ADRs implied (drafted by phase-architect in the next pass)

Six new Phase 6.5 ADRs are implied by the final design: 1. Subprocess-isolated rubric execution (the load-bearing fork) 2. Per-case cassette_canary_pin + Phase 4 seed kwarg amendment 3. curation_class split + held-out-set fence enforcement 4. failure_modes.yaml taxonomy + block-severity contract 5. Promotion gate keys on bootstrap lower_bound_95 6. Bench-invocation tagging on SandboxCostEntry (Phase 5 ADR-0010 amendment) 7. ADR-0016 amendment clarifying "automatic demotion" = recommendation-shift, not side-effect

phase-architect will produce phase-arch-design.md, the per-phase ADRs/ directory in Nygard format, and High-level-impl.md as the implementation-step roadmap.

Why not SWE-bench (Verified or Pro)?

The 2026 literature has triangulated on SWE-bench Pro (Scale AI) as the cleaner public-leaderboard signal after SWE-bench Verified contamination became openly acknowledged across frontier models (../../reviews/2026-05-18-agent-orchestration-survey-and-recommendations.md row #5). Phase 6.5 deliberately does not benchmark against either:

  • Task-class mismatch. SWE-bench scores arbitrary GitHub-issue resolution with free-form patches; vuln-remediation patches are a closed 4-variant PlanProposal sum type (Phase 4 ADR-04-0001) and migration patches will share the same constrained-output discipline. The decision surface SWE-bench measures is not the decision surface this project ships.
  • Promotion-gate evidence must be portfolio-shaped, not paper-shaped. Trust-tier promotion (Phase 5 ADR-0016) keys on cases that mirror the operator's repos and the operator's vulnerability sources. A SWE-bench score would not justify promoting a vuln-rem tier for a Java-heavy operator portfolio; per-task-class bench/{task-class}/ cases do.
  • Cleanroom property. Phase 6.5's curation contract (held-out split fence-enforced, BLAKE3-chained provenance) gives a stronger contamination story than SWE-bench Pro's public-corpus posture for the metric we actually gate on.

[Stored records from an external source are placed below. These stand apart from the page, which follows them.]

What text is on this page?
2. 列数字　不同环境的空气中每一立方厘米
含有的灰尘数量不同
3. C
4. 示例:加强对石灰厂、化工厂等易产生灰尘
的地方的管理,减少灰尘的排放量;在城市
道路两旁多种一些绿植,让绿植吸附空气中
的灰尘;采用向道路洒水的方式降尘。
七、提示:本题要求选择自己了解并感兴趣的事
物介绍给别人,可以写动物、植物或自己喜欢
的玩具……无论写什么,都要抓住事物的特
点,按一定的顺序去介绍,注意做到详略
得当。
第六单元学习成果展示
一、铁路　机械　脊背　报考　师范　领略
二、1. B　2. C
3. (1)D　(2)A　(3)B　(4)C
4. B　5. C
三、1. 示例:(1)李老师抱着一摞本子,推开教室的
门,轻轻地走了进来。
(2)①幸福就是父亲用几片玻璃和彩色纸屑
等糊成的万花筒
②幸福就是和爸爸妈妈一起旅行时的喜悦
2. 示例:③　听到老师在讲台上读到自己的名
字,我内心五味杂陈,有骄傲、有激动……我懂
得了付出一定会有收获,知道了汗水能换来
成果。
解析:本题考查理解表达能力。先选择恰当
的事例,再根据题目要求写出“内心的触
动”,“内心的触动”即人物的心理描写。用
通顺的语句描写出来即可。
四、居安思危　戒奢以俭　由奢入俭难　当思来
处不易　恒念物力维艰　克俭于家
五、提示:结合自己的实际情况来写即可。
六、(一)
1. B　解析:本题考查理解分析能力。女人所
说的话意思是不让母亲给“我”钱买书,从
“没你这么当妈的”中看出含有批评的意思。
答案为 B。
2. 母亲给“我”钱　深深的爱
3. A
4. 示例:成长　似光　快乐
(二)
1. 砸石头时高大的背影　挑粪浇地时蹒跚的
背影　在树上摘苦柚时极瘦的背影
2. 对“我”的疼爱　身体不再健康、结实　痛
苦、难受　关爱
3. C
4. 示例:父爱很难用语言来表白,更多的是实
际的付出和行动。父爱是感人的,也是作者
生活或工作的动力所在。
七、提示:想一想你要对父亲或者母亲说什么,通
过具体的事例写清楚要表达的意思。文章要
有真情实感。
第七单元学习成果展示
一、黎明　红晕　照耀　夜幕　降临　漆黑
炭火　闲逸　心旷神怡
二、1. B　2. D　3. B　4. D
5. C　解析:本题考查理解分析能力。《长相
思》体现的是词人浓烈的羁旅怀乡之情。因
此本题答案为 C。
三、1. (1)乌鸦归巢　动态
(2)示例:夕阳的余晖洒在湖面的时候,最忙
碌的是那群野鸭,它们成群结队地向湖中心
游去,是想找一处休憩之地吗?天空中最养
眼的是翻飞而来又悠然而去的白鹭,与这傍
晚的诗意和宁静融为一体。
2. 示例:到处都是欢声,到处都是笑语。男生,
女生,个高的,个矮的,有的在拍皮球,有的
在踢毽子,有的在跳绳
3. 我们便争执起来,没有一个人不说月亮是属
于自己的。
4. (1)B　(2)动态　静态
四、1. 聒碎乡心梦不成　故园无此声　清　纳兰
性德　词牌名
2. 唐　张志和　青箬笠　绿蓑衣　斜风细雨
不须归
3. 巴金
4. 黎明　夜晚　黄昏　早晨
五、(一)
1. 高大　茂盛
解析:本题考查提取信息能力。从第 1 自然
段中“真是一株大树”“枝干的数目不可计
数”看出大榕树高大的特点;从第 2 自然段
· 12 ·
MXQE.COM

The two are complementary, not interchangeable: external SWE-bench-style numbers may surface in phase-story-writer design-pipeline literature reviews; the promotion gate stays on per-task-class evidence.

Provenance

Round Agent Output Token usage
1 (parallel) Performance-first designer design-performance.md ~85k
1 (parallel) Security-first designer design-security.md ~92k
1 (parallel) Best-practices designer design-best-practices.md ~123k
2 Devil's-advocate critic critique.md ~141k
3 Graph-of-Thought synthesizer final-design.md ~187k

Synthesizer's full vertex/edge/conflict counts are inside final-design.md §Synthesis ledger.